Mereka makan malam dengan percakapan ringan, tentang rencana liburan. Tapi, Karina tidak bisa menyingkirkan perasaan curiganya.
Saat makan, Aluna masuk ke ruangan, menghampiri Karina. Bocah itu baru bangun. Tadi Karina tak sampai hati untuk membangunkan. "Bunda, apa aku boleh duduk di sini?"
Karina tersenyum, dia lalu mengangkat tubuh mungilnya dan diduduki di sebelahnya. "Tentu saja, Nak."
Mario memandang mereka berdua, merasa sedikit bersalah karena telah membohongi istrinya mengenai siapa Aluna. Dia semakin takut untuk jujur. Takut Karina meninggalkan dirinya dan Nuna. Bocah itu sepertinya telah nyaman dengannya.
"Karin, seandainya kamu tau siapa orang tua Nuna, apakah kamu masih tetap sayang dengannya?" tanya Mario dengan suara pelan. Sepertinya dia ragu dengan pertanyaannya sendiri.
"Aku akan tetap sayang. Tapi ...." Karina sengaja menggantung ucapannya.
"Tapi apa, Sayang?" tanya Mario penasaran.
"Aku lihat dulu siapa orang tuanya dan bagaimana cara orang tuanya mendapatkan dirinya. Apakah dia hadir karena suatu kesalahan?"
Wajah Mario tampak menegang. Dia hanya diam mendengarkan ucapan Karina selanjutnya.
"Maksud kamu apa, Sayang?" tanya Mario lagi dengan suara terbata.
"Mungkin saja dia anak haram dari hubungan gelap sepasang manusia yang tak bisa mengendalikan napsu." Karina tampak menarik napasnya. Dia tak ada maksud untuk menghina kehadiran seorang anak. Mario masih tampak gugup dan tegang. Setiap kata yang Karina ucapkan seperti jarum yang menusuk hatinya.
Mario sempat berpikir, apakah istrinya sudah mengetahui siapa Aluna. Namun, kenapa dia tak bertanya.
"Memang semua anak itu suci, yang haram perbuatan orang tuanya. Mungkin aku tak bisa menerimanya jika memang dia hadir karena orang tuanya yang telah menyakiti hati seseorang!"
Mario hanya bisa tersenyum simpul mendengar jawaban istrinya. Dalam hatinya makin bertanya, apakah benar istrinya telah mengetahui siapa Aluna. Namun, kenapa istrinya tak marah dan bertanya padanya. Mario jadi pusing memikirkan semua kemungkinan itu.

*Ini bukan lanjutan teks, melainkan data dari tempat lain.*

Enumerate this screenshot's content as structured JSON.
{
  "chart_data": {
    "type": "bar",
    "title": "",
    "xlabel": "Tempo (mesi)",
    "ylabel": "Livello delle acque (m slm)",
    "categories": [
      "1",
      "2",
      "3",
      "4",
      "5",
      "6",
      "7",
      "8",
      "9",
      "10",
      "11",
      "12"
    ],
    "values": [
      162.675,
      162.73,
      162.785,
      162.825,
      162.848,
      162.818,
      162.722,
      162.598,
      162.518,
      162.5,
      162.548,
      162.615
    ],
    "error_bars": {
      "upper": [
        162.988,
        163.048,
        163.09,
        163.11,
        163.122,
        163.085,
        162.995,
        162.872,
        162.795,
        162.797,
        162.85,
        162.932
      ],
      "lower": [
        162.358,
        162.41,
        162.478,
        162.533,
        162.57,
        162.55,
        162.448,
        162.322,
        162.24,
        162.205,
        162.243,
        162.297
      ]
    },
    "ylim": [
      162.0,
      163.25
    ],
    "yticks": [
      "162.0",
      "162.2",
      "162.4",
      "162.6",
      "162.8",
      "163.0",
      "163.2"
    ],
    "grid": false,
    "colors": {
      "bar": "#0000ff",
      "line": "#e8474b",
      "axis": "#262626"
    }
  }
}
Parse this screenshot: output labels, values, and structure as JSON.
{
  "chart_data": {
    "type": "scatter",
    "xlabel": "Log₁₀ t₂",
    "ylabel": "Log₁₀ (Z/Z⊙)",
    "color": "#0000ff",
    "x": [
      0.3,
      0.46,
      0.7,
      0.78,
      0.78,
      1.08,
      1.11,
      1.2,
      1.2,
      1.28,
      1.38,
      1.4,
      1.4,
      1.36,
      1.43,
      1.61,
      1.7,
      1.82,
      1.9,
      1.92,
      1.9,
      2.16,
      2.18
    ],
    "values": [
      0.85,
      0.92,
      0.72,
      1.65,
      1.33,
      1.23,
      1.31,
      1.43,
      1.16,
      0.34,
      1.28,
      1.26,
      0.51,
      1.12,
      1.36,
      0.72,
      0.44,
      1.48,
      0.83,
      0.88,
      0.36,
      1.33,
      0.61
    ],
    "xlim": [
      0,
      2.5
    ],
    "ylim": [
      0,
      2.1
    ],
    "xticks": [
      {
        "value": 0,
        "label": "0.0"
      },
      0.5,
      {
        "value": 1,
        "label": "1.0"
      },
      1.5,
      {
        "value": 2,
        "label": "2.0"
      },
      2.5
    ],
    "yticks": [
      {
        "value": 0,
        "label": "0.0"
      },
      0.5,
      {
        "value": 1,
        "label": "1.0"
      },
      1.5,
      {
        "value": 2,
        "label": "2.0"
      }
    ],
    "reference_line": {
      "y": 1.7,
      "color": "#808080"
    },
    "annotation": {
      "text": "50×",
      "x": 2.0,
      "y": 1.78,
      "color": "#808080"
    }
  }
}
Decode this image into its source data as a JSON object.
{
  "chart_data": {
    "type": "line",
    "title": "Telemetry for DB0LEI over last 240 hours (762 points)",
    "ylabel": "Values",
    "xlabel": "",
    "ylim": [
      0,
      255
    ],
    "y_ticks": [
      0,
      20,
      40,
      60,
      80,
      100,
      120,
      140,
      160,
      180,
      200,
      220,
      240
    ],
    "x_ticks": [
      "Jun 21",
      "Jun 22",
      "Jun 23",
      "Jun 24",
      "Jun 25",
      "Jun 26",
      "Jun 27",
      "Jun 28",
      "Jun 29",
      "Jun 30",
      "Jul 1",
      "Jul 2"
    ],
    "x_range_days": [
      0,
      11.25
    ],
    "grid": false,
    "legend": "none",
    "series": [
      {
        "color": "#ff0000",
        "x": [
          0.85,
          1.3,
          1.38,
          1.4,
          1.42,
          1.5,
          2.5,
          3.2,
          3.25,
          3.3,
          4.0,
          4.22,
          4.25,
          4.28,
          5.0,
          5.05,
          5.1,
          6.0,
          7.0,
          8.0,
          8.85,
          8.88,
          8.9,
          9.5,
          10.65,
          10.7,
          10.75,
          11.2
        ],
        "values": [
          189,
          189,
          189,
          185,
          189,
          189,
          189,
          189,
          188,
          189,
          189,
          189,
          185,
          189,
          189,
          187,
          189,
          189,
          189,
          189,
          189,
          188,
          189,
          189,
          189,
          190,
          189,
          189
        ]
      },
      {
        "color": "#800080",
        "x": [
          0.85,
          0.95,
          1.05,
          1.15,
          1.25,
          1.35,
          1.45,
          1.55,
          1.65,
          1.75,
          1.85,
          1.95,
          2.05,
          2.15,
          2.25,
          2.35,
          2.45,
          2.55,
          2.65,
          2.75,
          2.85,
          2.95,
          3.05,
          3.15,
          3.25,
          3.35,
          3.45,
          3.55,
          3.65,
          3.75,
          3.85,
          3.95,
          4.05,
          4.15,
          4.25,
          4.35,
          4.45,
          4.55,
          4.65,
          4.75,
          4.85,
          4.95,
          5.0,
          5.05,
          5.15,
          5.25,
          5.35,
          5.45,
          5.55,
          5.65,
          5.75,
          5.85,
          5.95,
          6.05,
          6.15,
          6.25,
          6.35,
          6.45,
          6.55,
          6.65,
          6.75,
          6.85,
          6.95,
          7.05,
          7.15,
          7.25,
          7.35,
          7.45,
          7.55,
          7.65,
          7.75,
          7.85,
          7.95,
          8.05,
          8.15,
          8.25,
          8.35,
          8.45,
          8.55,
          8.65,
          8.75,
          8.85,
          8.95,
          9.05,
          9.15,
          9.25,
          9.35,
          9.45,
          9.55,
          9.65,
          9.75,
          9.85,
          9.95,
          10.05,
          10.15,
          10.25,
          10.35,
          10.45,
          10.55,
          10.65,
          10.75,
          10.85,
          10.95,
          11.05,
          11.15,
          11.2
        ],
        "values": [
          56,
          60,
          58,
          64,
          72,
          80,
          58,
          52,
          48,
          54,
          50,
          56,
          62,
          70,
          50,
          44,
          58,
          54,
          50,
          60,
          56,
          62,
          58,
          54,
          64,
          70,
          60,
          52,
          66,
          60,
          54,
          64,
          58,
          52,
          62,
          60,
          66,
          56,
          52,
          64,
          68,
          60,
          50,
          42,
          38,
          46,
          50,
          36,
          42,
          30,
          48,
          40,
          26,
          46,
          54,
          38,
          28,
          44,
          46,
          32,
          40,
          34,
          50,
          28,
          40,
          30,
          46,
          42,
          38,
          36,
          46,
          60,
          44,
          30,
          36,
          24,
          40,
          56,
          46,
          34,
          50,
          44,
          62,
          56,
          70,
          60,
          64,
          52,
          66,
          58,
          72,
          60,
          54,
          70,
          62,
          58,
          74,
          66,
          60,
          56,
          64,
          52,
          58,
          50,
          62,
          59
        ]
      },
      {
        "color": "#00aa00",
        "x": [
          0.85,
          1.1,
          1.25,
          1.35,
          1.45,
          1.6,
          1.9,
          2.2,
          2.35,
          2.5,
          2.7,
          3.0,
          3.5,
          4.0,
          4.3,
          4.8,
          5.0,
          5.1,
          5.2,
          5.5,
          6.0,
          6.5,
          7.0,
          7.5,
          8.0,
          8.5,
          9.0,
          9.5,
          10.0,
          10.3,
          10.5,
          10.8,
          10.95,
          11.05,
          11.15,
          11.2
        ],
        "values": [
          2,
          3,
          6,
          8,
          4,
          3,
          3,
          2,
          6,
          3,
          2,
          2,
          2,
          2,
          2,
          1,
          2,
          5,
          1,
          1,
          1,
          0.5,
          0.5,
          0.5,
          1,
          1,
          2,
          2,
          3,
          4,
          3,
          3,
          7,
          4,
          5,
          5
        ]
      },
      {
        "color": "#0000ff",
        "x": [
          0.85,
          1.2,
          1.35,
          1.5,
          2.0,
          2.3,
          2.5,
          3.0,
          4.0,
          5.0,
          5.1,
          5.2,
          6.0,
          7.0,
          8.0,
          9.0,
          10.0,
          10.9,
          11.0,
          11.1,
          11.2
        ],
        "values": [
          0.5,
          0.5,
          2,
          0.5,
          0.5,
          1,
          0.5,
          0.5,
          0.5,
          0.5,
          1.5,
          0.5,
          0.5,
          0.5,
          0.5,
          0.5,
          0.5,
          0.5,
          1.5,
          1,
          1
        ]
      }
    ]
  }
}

Karina yang melihat wajah suaminya tampak kebingungan lalu berdiri. Kebetulan dia sudah selesai menyuapi bocah itu. Aluna yang berada di sampingnya juga ikutan. Bocah itu seperti tak mau jauh darinya. Akhirnya Karina menggendong anak itu membawa masuk kamar. Dia takut bibirnya keceplosan bicara apa yang dia ketahui, belum saatnya.
**
Karina menyajikan sarapan pagi dengan senyum hangat. Walau hatinya sakit, dia selalu berusaha menyembunyikannya. Roti panggang, telur orak-arik, dan kopi hitam menemani pagi yang cerah. Mario dan Aluna terlihat bahagia, tidak mengetahui badai yang menghantui hati Karina.
"Selamat pagi, Sayang," Mario berkata, dia lalu mencium kening Karina.
"Selamat Pagi, Mas," Karina menjawab, sambil menyembunyikan kecurigaan.
Aluna yang telah dia mandikan ikut duduk bersama mereka. Terkadang Karina berpikir untuk mengabaikan saja bocah itu. Bukankah anak tersebut bukan siapa-siapa baginya. Namun, melihat kepolosannya, dia tak tega.
"Papi aku di rumah saja dengan Bunda," ucap Aluna saat sedang sarapan.
"Nanti Bunda repot, Sayang," jawab Mario.
"Aku tak akan nakal, Papi," kata Aluna dengan polosnya.
Karina hanya tersenyum mendengar ucapan anak itu. Dia tak ada niat untuk ikut bicara. Mau melihat bagaimana sandiwara suaminya pagi ini. Namun, jawaban Mario di luar dugaan. Dia mengizinkan Aluna tinggal di rumah.
"Baiklah, Sayang. Jangan nakal ya. Kasihan Bunda Karina," ujar Mario. Mendengar jawaban dari pria itu, Aluna langsung bersorak.
Setelah sarapan Mario langsung pergi. Karina lalu memberikan mainan untuk Aluna. Agar bocah itu tak mengganggunya. Dia mau mencari sesuatu di ruang kerja suaminya. Siapa tahu ada bukti yang menunjukan tentang siapa Aluna.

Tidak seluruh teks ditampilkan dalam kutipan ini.